First of all, when we say that $X_n \sim \text{Unif}(0,X_{n-1})$, what does that mean, rigorously? Does it mean that for every $\omega \in \Omega$, $X_n(\omega)\sim \text{Unif}(0,X_{n-1}(\omega))$? This doesn't make much sense as $X_n(\omega)$ is a number and not a random variable. Or does it mean that for every $\omega \in \Omega$ there is some auxiliary $X'_n \sim \text{Unif}(0,X_{n-1}(\omega))$, and then $X_n(\omega) = X'_n(\omega)$? Once we have that cleared up, I have another question:
Let's say that we have $X_n \sim \text{Unif}(0,X_{n-1})$ where $X_0=1$. I've been told that defining $\mathcal A_n = \sigma[X_0, \ldots, X_{n}]$, $$\mathbb E(X_{n+1}|\mathcal A_n) = \mathbb E[\text{Unif}(0,X_{n-1})] = \frac{0+X_{n-1}}{2}$$ Similarly, for $Z_{n+1} \sim \text{Poisson}(Z_n)$ and $\mathcal A_n$ defined similarly as in the above case, I've been told that $$\mathbb E(Z_{n+1}|\mathcal A_n) = \mathbb E[\text{Poisson}(Z_{n})] = Z_n$$ and also for $Y_{n+1} \sim2 \text{Binom}(Y_n, p)$ $$\mathbb E(Y_{n+1}|\mathcal A_n) = 2\mathbb E[\text{Binom}(Y_{n}, p)] = 2Y_n p$$
Why is this true?
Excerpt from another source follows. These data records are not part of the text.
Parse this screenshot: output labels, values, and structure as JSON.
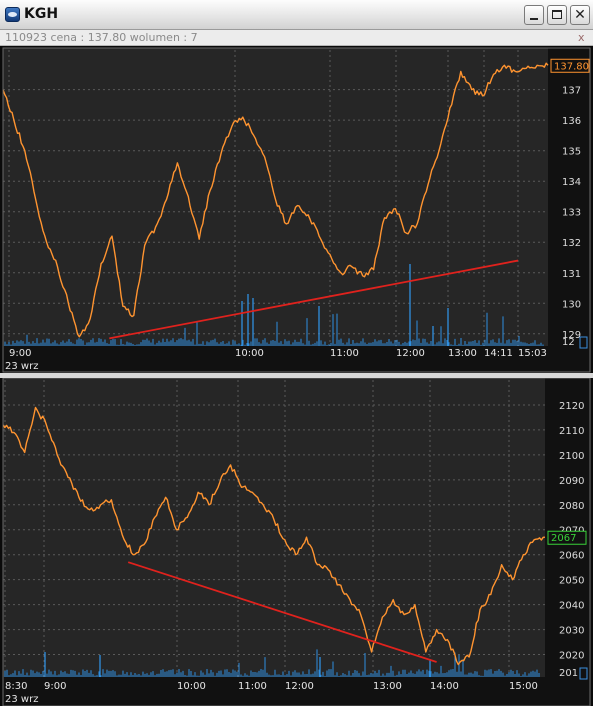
{
  "window": {
    "title": "KGH",
    "info": "110923  cena : 137.80  wolumen : 7",
    "close_x": "x"
  },
  "colors": {
    "line": "#ff9430",
    "trend": "#e0221d",
    "volume": "#2f8fe0",
    "grid": "#5a5a5a",
    "panel": "#262626"
  },
  "chart_data": [
    {
      "type": "line",
      "ylim": [
        128.6,
        138.3
      ],
      "y_ticks": [
        129,
        130,
        131,
        132,
        133,
        134,
        135,
        136,
        137
      ],
      "x_ticks": [
        "9:00",
        "10:00",
        "11:00",
        "12:00",
        "13:00",
        "14:11",
        "15:03"
      ],
      "date_label": "23 wrz",
      "current_value": "137.80",
      "axis_corner_label": "12",
      "price_series": {
        "x": [
          0,
          0.02,
          0.04,
          0.06,
          0.08,
          0.1,
          0.12,
          0.14,
          0.16,
          0.18,
          0.2,
          0.22,
          0.24,
          0.26,
          0.28,
          0.3,
          0.32,
          0.34,
          0.36,
          0.38,
          0.4,
          0.42,
          0.44,
          0.46,
          0.48,
          0.5,
          0.52,
          0.54,
          0.56,
          0.58,
          0.6,
          0.62,
          0.64,
          0.66,
          0.68,
          0.7,
          0.72,
          0.74,
          0.76,
          0.78,
          0.8,
          0.82,
          0.84,
          0.86,
          0.88,
          0.9,
          0.92,
          0.94,
          0.96,
          0.98,
          1
        ],
        "values": [
          137.0,
          136.0,
          135.0,
          133.4,
          132.0,
          131.2,
          130.0,
          128.9,
          129.5,
          131.3,
          132.2,
          129.9,
          129.6,
          131.9,
          132.5,
          133.4,
          134.6,
          133.5,
          132.1,
          133.7,
          134.9,
          135.8,
          136.1,
          135.5,
          134.8,
          133.4,
          132.6,
          133.2,
          132.9,
          132.2,
          131.6,
          131.0,
          131.2,
          130.9,
          131.1,
          132.8,
          133.1,
          132.3,
          132.6,
          133.9,
          135.0,
          136.4,
          137.6,
          137.0,
          136.8,
          137.5,
          137.8,
          137.6,
          137.7,
          137.8,
          137.8
        ]
      },
      "trendline": {
        "from": [
          0.195,
          128.85
        ],
        "to": [
          0.945,
          131.4
        ]
      }
    },
    {
      "type": "line",
      "ylim": [
        2011,
        2130
      ],
      "y_ticks": [
        2020,
        2030,
        2040,
        2050,
        2060,
        2070,
        2080,
        2090,
        2100,
        2110,
        2120
      ],
      "x_ticks": [
        "8:30",
        "9:00",
        "10:00",
        "11:00",
        "12:00",
        "13:00",
        "14:00",
        "15:00"
      ],
      "date_label": "23 wrz",
      "current_value": "2067",
      "axis_corner_label": "201",
      "price_series": {
        "x": [
          0,
          0.02,
          0.04,
          0.06,
          0.08,
          0.1,
          0.12,
          0.14,
          0.16,
          0.18,
          0.2,
          0.22,
          0.24,
          0.26,
          0.28,
          0.3,
          0.32,
          0.34,
          0.36,
          0.38,
          0.4,
          0.42,
          0.44,
          0.46,
          0.48,
          0.5,
          0.52,
          0.54,
          0.56,
          0.58,
          0.6,
          0.62,
          0.64,
          0.66,
          0.68,
          0.7,
          0.72,
          0.74,
          0.76,
          0.78,
          0.8,
          0.82,
          0.84,
          0.86,
          0.88,
          0.9,
          0.92,
          0.94,
          0.96,
          0.98,
          1
        ],
        "values": [
          2112,
          2109,
          2101,
          2119,
          2112,
          2100,
          2091,
          2083,
          2078,
          2080,
          2082,
          2068,
          2060,
          2064,
          2075,
          2083,
          2070,
          2075,
          2085,
          2080,
          2089,
          2096,
          2087,
          2085,
          2080,
          2074,
          2066,
          2060,
          2067,
          2056,
          2054,
          2048,
          2042,
          2036,
          2021,
          2035,
          2042,
          2036,
          2040,
          2021,
          2030,
          2026,
          2016,
          2019,
          2038,
          2044,
          2056,
          2050,
          2060,
          2066,
          2067
        ]
      },
      "trendline": {
        "from": [
          0.231,
          2057
        ],
        "to": [
          0.8,
          2017
        ]
      }
    }
  ]
}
And is this generally true? The only formula from conditional expectations that I think would apply here is that $\mathbb E(Y|\mathcal D) =_\text{a.s.} \mathbb E[Y]$ if $\mathcal F(Y)$ and $\cal D$ are independent. However, in the above case I don't think the sigma fields are independent, so I don't know how to go about proving the nice equations above.